De acordo com os estratos mais antigos do Antigo Testamento, a experiência de Deus primeiramente se dá como uma experiência familiar: Deus é o Deus dos pais, o Deus de Abraão, de Isaac e de Jacó. Deus escolhe a família para si e mantém relações pessoais com ela e promete-lhe descendência[1]. Entretanto, a experiência decisiva de fé no Antigo Testamento se dá por ocasião da libertação da escravidão do povo hebreu do Egito, da Aliança estabelecida no Sinai e da promessa da terra de Canaã. É nesse acontecimento, a libertação do Egito, a Aliança e a promessa da terra, que Israel experimenta com vigor inédito a ação de Deus em seu favor e se constitui como o povo da Aliança. O nome do Deus que liberta o povo com poder e majestade, é Iahweh[2]. Segundo a tradição javista, o culto a Iahweh remonta aos tempos anteriores ao dilúvio[3]. Pela tradição sacerdotal, Iahweh ter-se-ia dado a conhecer aos patriarcas com o nome de El-Shaddai[4] . Para o texto de Ex 3,12ss, de tradição eloísta, é no momento da libertação egípcia que Deus revela seu verdadeiro nome - Iahweh - pelo qual deseja ser reconhecido doravante pelos israelitas.

Iahweh, ao que tudo indica, segundo os estudiosos, é uma forma primitiva do verbo ser. A tradição o traduziu por Aquele que é. Essa designação, na tradição filosófica, se tornaria a noção mais apropriada que o homem pode aplicar a Deus, no sentido de, por ela, designar o Ser Absoluto, o Ato Puro de existir. Entretanto, certamente a designação de Deus como Iahweh não foi fruto de especulações filosóficas entre os israelitas. Há várias interpretações para o nome: indicaria a solicitude de Deus para com o povo, e, assim, deveria ser traduzido por "Eu sou aquele que é convosco"; indicaria a existência do Deus verdadeiro em contraposição ao nada dos outros deuses; ou mesmo seria um artifício para evitar nomear Deus, pois Deus não se deixa nomear pelos homens, para que o dominem. Como quer que seja, Iahweh indica positividade e concretude, porque está associado à ação divina na libertação de Israel por meio de Moisés, com os atributos divinos de bondade que supõe.

Com os profetas, os atributos de Deus, tais como o poder sobre Israel, sobre outras nações e sobre o mundo inteiro, a misericórdia, a justiça, a santidade, desenvolvem-se. A partir do século VI, por ocasião dos reveses do Exílio, a idéia do Deus único, criador e organizador da matéria afirma-se de vez. Os escritos apocalípticos vétero-testamentários enfatizam a providência de Deus, em cujas mãos está a sorte de todos os povos e o domínio direto sobre todas as coisas.

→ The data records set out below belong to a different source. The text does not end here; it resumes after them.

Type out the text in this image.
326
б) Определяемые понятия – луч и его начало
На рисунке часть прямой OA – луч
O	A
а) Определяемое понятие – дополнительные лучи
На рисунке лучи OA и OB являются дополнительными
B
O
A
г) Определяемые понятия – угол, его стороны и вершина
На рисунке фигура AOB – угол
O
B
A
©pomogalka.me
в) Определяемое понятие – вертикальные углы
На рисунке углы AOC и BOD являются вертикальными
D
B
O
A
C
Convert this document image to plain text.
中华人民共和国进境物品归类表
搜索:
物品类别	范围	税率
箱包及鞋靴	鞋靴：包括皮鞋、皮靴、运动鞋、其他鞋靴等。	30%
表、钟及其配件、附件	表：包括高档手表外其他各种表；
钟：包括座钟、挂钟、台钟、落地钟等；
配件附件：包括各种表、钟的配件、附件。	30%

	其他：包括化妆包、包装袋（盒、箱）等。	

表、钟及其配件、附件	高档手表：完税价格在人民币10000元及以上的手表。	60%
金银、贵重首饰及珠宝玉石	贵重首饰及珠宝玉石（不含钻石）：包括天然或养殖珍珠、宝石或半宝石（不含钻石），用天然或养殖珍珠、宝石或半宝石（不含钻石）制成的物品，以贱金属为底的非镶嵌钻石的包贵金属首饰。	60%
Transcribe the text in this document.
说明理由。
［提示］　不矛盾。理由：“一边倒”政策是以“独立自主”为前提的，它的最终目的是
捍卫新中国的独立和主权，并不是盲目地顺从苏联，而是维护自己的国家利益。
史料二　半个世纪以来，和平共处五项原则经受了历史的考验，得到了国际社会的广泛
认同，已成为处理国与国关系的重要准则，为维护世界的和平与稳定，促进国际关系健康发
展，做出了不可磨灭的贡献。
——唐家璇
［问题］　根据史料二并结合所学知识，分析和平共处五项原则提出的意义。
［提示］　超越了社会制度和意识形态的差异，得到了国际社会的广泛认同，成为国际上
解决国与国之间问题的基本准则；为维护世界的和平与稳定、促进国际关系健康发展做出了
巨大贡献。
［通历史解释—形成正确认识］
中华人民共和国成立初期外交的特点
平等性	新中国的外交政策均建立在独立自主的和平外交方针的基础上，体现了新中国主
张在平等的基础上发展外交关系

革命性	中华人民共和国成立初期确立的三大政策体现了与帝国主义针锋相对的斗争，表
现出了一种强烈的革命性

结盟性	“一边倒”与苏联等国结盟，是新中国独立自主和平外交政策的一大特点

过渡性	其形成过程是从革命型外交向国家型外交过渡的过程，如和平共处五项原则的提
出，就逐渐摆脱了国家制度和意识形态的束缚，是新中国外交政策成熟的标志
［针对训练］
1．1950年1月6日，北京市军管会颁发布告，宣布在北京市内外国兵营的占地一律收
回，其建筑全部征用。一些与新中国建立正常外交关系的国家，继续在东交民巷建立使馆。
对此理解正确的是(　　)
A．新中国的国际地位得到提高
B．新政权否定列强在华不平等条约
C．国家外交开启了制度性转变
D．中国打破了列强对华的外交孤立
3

A fé vétero-testamentária no Deus único, criador do céu e da terra, ao mesmo tempo transcendente e imanente ao mundo, é o resultado da experiência histórica da ação de Iahweh, que, por sua vez, mostra-se, cada vez mais, no decorrer dos acontecimentos, o Soberano dos povos e da natureza, o Princípio último de toda realidade.

Em síntese, podemos dizer que o Antigo Testamento apresenta-nos Deus como único[5], pessoal[6], transcendente, santo, eterno[7], imutável[8], como alguém que ultrapassa os limites corpóreos[9], solícito para com os homens, benevolente, justo e sábio[10]; criador de tudo o que existe, infinito, como o Primeiro e o Último[11], como o Bem e a Beleza inebriante que causa gozo e admiração para quem o conhece e felicidade para quem o serve. Associado à idéia da beleza de Deus, o termo glória (kabod) é freqüentemente usado e designa propriedade exclusiva de Deus, significando a riqueza e a transcendência do divino Ser e o esplendor inebriante e terrificante de suas teofanias[12]. O livro da Sabedoria, partindo da observação da beleza das criaturas, convida a reconhecer a fonte de toda beleza, a Beleza mesma que as criou: "aprendam quanto lhes é superior o Senhor dessas coisas, pois foi a própria fonte da beleza que as criou"[13].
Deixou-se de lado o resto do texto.